Gluten-Free Option: Use gluten-free oats to make this recipe gluten-free.
Refined Sugar-Free Option: You can skip the espresso glaze to avoid refined sugar or use a sugar substitute in the glaze.
Nutritional Facts (Per Slice):
Calories: 220
Protein: 6g
Carbs: 35g
Fats: 7g
Fiber: 4g
Storage:
Store the cake in an airtight container at room temperature for up to 2 days or in the fridge for up to 5 days.
You can freeze the cake (without the glaze) for up to 1 month.

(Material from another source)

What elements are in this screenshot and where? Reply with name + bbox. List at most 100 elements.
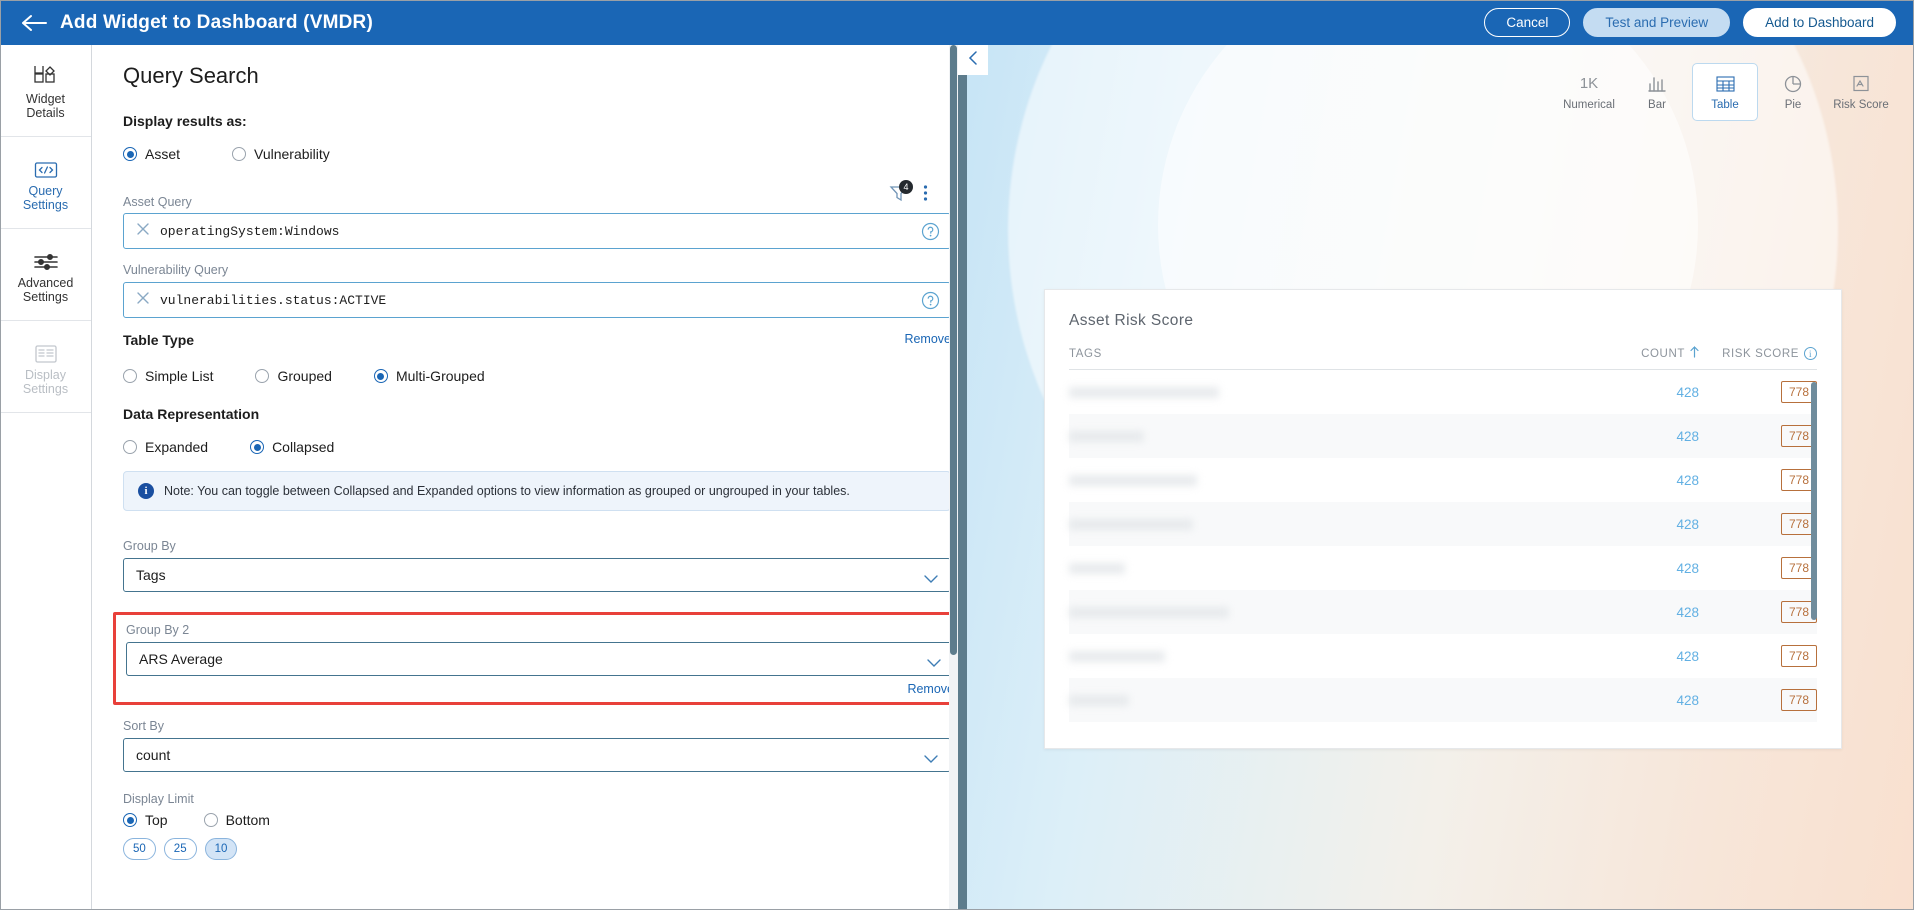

Thaw it overnight in the fridge and add the glaze before serving.
Why You’ll Love This Recipe:
It’s naturally sweetened with bananas, making it a healthier dessert option.
The rich cocoa flavor pairs beautifully with the bold espresso glaze.

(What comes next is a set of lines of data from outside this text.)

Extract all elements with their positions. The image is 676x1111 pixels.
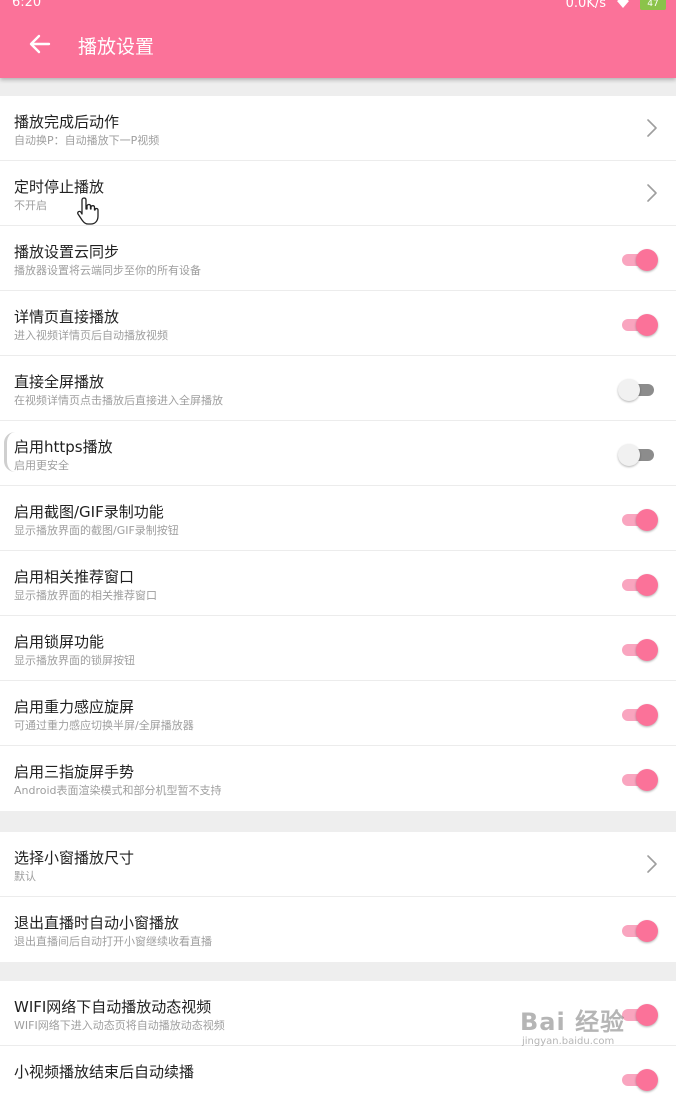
battery-icon: 47 <box>640 0 666 10</box>
toggle-switch[interactable] <box>620 638 658 661</box>
switch-thumb <box>636 574 658 596</box>
edge-swipe-handle[interactable] <box>4 432 15 472</box>
status-time: 6:20 <box>12 0 42 10</box>
switch-thumb <box>636 769 658 791</box>
setting-row[interactable]: 启用重力感应旋屏可通过重力感应切换半屏/全屏播放器 <box>0 681 676 746</box>
setting-row[interactable]: 启用https播放启用更安全 <box>0 421 676 486</box>
setting-title: 直接全屏播放 <box>14 373 105 391</box>
setting-row[interactable]: 播放完成后动作自动换P：自动播放下一P视频 <box>0 96 676 161</box>
status-bar: 6:20 0.0K/s 47 <box>0 0 676 14</box>
setting-title: 小视频播放结束后自动续播 <box>14 1063 195 1081</box>
watermark-sub: jingyan.baidu.com <box>522 1036 615 1047</box>
setting-row[interactable]: 播放设置云同步播放器设置将云端同步至你的所有设备 <box>0 226 676 291</box>
setting-title: 选择小窗播放尺寸 <box>14 849 135 867</box>
arrow-left-icon <box>29 33 51 59</box>
setting-subtitle: 显示播放界面的截图/GIF录制按钮 <box>14 524 179 537</box>
switch-thumb <box>636 249 658 271</box>
setting-subtitle: 在视频详情页点击播放后直接进入全屏播放 <box>14 394 223 407</box>
setting-title: 启用重力感应旋屏 <box>14 698 135 716</box>
setting-row[interactable]: 详情页直接播放进入视频详情页后自动播放视频 <box>0 291 676 356</box>
setting-subtitle: 显示播放界面的相关推荐窗口 <box>14 589 157 602</box>
watermark: Bai 经验 jingyan.baidu.com <box>520 996 670 1056</box>
setting-subtitle: 退出直播间后自动打开小窗继续收看直播 <box>14 935 212 948</box>
setting-title: 启用锁屏功能 <box>14 633 105 651</box>
setting-title: 启用截图/GIF录制功能 <box>14 503 164 521</box>
switch-thumb <box>636 509 658 531</box>
playback-settings-section: 播放完成后动作自动换P：自动播放下一P视频定时停止播放不开启播放设置云同步播放器… <box>0 96 676 811</box>
toggle-switch[interactable] <box>620 919 658 942</box>
toggle-switch[interactable] <box>620 768 658 791</box>
toggle-switch[interactable] <box>620 573 658 596</box>
setting-subtitle: 进入视频详情页后自动播放视频 <box>14 329 168 342</box>
toggle-switch[interactable] <box>618 443 656 466</box>
switch-thumb <box>618 444 640 466</box>
setting-row[interactable]: 启用锁屏功能显示播放界面的锁屏按钮 <box>0 616 676 681</box>
toggle-switch[interactable] <box>620 1068 658 1091</box>
setting-title: 启用https播放 <box>14 438 113 456</box>
setting-subtitle: 自动换P：自动播放下一P视频 <box>14 134 160 147</box>
toggle-switch[interactable] <box>618 378 656 401</box>
toggle-switch[interactable] <box>620 703 658 726</box>
switch-thumb <box>618 379 640 401</box>
setting-subtitle: 播放器设置将云端同步至你的所有设备 <box>14 264 201 277</box>
chevron-right-icon <box>646 854 658 874</box>
setting-row[interactable]: 启用相关推荐窗口显示播放界面的相关推荐窗口 <box>0 551 676 616</box>
setting-title: 播放完成后动作 <box>14 113 120 131</box>
setting-subtitle: WIFI网络下进入动态页将自动播放动态视频 <box>14 1019 225 1032</box>
setting-subtitle: Android表面渲染模式和部分机型暂不支持 <box>14 784 222 797</box>
setting-title: 详情页直接播放 <box>14 308 120 326</box>
chevron-right-icon <box>646 118 658 138</box>
setting-subtitle: 启用更安全 <box>14 459 69 472</box>
setting-row[interactable]: 退出直播时自动小窗播放退出直播间后自动打开小窗继续收看直播 <box>0 897 676 962</box>
status-right: 0.0K/s 47 <box>566 0 666 10</box>
setting-row[interactable]: 定时停止播放 不开启 <box>0 161 676 226</box>
setting-title: 启用相关推荐窗口 <box>14 568 135 586</box>
setting-row[interactable]: 直接全屏播放在视频详情页点击播放后直接进入全屏播放 <box>0 356 676 421</box>
watermark-main: Bai 经验 <box>520 1008 626 1036</box>
toggle-switch[interactable] <box>620 313 658 336</box>
setting-title: 播放设置云同步 <box>14 243 120 261</box>
setting-row[interactable]: 启用截图/GIF录制功能显示播放界面的截图/GIF录制按钮 <box>0 486 676 551</box>
toggle-switch[interactable] <box>620 248 658 271</box>
app-bar: 6:20 0.0K/s 47 播放设置 <box>0 0 676 78</box>
hand-cursor-icon <box>76 196 100 226</box>
page-title: 播放设置 <box>78 36 155 58</box>
wifi-icon <box>616 0 630 10</box>
setting-title: 启用三指旋屏手势 <box>14 763 135 781</box>
network-speed: 0.0K/s <box>565 0 606 11</box>
setting-subtitle: 不开启 <box>14 199 47 212</box>
setting-title: 退出直播时自动小窗播放 <box>14 914 180 932</box>
setting-row[interactable]: 启用三指旋屏手势 Android表面渲染模式和部分机型暂不支持 <box>0 746 676 811</box>
setting-subtitle: 默认 <box>14 870 36 883</box>
back-button[interactable] <box>22 28 58 64</box>
setting-row[interactable]: 选择小窗播放尺寸默认 <box>0 832 676 897</box>
setting-subtitle: 显示播放界面的锁屏按钮 <box>14 654 135 667</box>
mini-window-section: 选择小窗播放尺寸默认退出直播时自动小窗播放退出直播间后自动打开小窗继续收看直播 <box>0 832 676 962</box>
switch-thumb <box>636 639 658 661</box>
setting-title: WIFI网络下自动播放动态视频 <box>14 998 212 1016</box>
switch-thumb <box>636 920 658 942</box>
setting-title: 定时停止播放 <box>14 178 105 196</box>
toggle-switch[interactable] <box>620 508 658 531</box>
switch-thumb <box>636 1069 658 1091</box>
switch-thumb <box>636 704 658 726</box>
switch-thumb <box>636 314 658 336</box>
setting-subtitle: 可通过重力感应切换半屏/全屏播放器 <box>14 719 194 732</box>
chevron-right-icon <box>646 183 658 203</box>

It’s easy to make, with simple ingredients that come together in no time.
A great recipe for using up ripe bananas and making a delicious treat without refined flour.
Conclusion:
This Banana Oat Chocolate Cake is a wonderful way to satisfy your chocolate cravings while keeping things healthy. The oats add a wholesome touch, while the bananas make it naturally sweet and moist. The espresso glaze enhances the flavor, making this cake a standout treat for any occasion. Whether you enjoy it as a snack, dessert, or even breakfast, this cake is sure to be a hit!